Geographic ids and weight column#
Variable |
Description |
---|---|
REGION |
3 integers to specify the column index of the region id, household id, and weight column, respectively, in the household file. |
PERSON |
3 integers to specify the column index of the region id, household id, and weight column, respectively, in the person file. |
ZONE |
2 integers to specify the column index of the census tract id and puma id columns in the control total file. |
Data for polaris runs#
POLARIS uses some ACS attributes directly. Currently, the following variables need to be provided:
HHDATA
: 6 integers to specify the column index of the following variables in the household file: household type by tenure, household size, number of vehicles, number of workers, household income, housing unit type.
PERSONDATA
: 17 integers to specify the column index of the following variables in the person file:
age, class of worker, education, employment industry, employment status, gender, wage, work arrival time, work mode, work travel time, work vehicle occupancy, marital status, race, school enrollment, school level, work hours, disability status.
Example: Adding a controlled variable to population synthesis#
Sex is not directly controlled for in the default linker file. However, the seed data contains this information in the SEX
field and the default control data contains this information in the two columns SEX_MALE
and SEX_FEMALE
.
This means we only need to alter the linker file. Gender is a person property, so we will have to alter PERSONDIMS
, PERSONNVAR
and PERSONMARGVAR
. Please note that in the following all values must be tab-separated!
Regarding PERSONDIMS
, line 9 of polaris.prepare.popsyn.linker_file.txt
now reads
PERSONDIMS 7 6 14 2
we have added an additional variable (another entry) with two distinct values (male/female). Regarding
PERSONVAR
, we need to add an additonal line to the file after line 43:
## SEX
PERSONVAR 3 15
Note the first line is a comment for human readability, only the second line is mandatory and processed by POLARIS. The first number, 3, refers to the position of the variable in the PERSONDIMS
properties above - it is the 3rd and last variable defined there (note again all indexes are 0-based). The second number, 15, refers to the column index of the variable (SEX here) in the person seed file.
Regarding PERSONMARGVAR
, we need to add two more lines to the end of the file:
PERSONMARGVAR 3 0 1 2 37
PERSONMARGVAR 3 1 2 3 38
The first number, 3, refers to the variable index defined in PERSONDIMS
again. The second number, 0 and 1, are internal indexes and are 0-based and contiguous. The third and fourth number define the range of the variable values in the seed column corresponding to the control column index defined with the 5th and last number on each line. The first line therefore encodes that column number 37 in the control file corresponds to values between 1 (inclusive) and 2 (exclusive) i.e. to values exaclty equal 1. This corresponds to SEX=male
in the seed file. The second line ties the SEX=female
values to its corresponding control data column, here at index 38.

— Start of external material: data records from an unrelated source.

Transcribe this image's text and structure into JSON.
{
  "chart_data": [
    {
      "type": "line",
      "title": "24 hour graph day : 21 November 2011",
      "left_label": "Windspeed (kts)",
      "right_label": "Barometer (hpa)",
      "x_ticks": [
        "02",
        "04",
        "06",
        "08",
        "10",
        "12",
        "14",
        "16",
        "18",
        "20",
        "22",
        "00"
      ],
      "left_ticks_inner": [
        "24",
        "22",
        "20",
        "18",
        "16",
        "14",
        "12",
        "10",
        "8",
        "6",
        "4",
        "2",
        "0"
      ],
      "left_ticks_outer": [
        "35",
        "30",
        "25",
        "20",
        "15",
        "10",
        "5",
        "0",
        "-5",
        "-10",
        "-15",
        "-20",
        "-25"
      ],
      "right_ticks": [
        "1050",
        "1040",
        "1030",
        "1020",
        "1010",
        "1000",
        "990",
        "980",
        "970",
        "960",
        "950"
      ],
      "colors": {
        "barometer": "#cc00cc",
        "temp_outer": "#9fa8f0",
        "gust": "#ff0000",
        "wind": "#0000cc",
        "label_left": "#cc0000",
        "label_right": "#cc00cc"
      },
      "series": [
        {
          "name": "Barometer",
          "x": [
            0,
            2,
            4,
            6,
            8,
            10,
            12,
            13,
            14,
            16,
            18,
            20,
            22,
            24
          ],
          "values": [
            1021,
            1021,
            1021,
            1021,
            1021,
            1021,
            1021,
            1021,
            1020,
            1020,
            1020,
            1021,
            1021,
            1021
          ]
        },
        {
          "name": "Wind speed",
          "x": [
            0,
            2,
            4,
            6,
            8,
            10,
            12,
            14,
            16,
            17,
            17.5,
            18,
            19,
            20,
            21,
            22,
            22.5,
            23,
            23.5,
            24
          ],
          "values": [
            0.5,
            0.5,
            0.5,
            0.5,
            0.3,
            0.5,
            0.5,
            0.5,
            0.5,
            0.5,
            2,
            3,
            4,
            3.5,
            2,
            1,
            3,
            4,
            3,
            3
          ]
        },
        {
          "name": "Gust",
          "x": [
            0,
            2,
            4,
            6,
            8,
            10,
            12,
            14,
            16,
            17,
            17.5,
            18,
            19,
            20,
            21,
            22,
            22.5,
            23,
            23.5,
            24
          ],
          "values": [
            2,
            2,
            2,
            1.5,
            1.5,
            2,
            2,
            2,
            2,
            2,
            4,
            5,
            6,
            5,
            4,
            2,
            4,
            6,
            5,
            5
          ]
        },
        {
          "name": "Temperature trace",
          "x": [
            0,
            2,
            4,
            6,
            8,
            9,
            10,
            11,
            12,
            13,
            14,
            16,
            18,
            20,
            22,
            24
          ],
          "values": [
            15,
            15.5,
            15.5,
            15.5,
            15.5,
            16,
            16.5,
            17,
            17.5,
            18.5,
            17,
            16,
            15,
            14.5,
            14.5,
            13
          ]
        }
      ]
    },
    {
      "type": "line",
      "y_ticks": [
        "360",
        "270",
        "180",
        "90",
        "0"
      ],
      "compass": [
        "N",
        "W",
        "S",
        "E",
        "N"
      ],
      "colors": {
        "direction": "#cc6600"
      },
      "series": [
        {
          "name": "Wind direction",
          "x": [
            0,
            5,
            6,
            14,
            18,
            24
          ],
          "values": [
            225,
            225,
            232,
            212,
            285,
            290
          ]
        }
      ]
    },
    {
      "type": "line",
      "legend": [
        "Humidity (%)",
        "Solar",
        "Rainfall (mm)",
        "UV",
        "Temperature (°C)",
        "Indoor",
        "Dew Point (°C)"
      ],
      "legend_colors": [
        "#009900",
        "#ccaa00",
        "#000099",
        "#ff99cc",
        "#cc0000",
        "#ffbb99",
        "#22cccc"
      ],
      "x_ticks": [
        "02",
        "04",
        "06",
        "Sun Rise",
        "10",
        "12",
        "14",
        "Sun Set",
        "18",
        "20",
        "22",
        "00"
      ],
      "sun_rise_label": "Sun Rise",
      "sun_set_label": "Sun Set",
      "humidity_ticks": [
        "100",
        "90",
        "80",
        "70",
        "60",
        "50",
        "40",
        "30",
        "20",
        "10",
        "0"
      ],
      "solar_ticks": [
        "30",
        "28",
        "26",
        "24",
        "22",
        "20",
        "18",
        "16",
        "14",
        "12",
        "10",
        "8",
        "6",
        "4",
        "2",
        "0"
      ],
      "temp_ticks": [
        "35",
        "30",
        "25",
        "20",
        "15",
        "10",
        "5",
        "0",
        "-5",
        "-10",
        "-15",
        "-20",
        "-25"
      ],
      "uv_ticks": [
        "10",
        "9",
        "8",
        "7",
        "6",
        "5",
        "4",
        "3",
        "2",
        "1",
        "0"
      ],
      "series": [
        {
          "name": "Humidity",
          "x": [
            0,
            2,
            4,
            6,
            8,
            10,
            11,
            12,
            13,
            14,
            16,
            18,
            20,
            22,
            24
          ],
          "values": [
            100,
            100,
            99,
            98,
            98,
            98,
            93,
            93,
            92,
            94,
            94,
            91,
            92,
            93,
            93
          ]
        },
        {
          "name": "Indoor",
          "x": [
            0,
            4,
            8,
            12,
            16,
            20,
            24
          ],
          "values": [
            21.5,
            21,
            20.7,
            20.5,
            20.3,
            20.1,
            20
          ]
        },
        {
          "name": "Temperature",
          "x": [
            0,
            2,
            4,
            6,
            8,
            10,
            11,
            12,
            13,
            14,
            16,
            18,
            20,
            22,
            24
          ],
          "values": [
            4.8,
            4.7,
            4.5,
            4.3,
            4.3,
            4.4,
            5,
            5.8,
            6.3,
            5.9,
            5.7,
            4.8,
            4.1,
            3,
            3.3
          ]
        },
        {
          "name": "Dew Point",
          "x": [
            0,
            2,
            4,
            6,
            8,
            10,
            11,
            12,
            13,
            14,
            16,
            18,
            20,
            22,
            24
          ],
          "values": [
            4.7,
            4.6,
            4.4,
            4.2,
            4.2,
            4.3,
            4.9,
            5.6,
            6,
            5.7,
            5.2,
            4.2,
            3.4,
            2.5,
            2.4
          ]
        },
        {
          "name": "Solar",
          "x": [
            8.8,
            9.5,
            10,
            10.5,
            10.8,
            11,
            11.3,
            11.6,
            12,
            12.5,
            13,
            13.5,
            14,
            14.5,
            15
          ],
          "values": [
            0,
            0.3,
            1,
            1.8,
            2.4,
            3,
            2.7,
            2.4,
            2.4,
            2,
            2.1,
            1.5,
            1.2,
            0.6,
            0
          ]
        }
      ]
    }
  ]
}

In our example we did not have to change the seed and control total files. In general, when operating on the seed and control data it is important to note that if you want to use the default linker file, the column order is important because the linker file uses column indexes into seed and control data. This column order in the seed files can be ensured by running
from polaris.prepare.popsyn.seed import filter_seed_columns
hh, ppl = filter_seed_columns(hh, ppl)
For the control data, polaris.prepare.popsyn.control_totals.get_default_group_spec
returns a list in the correct order, which is used in polaris.prepare.popsyn.control_totals.create_control_totals
to create the default control total file. If you want to add additional variables to the control file make sure to append any specifications to the list provided by get_default_group_spec()
.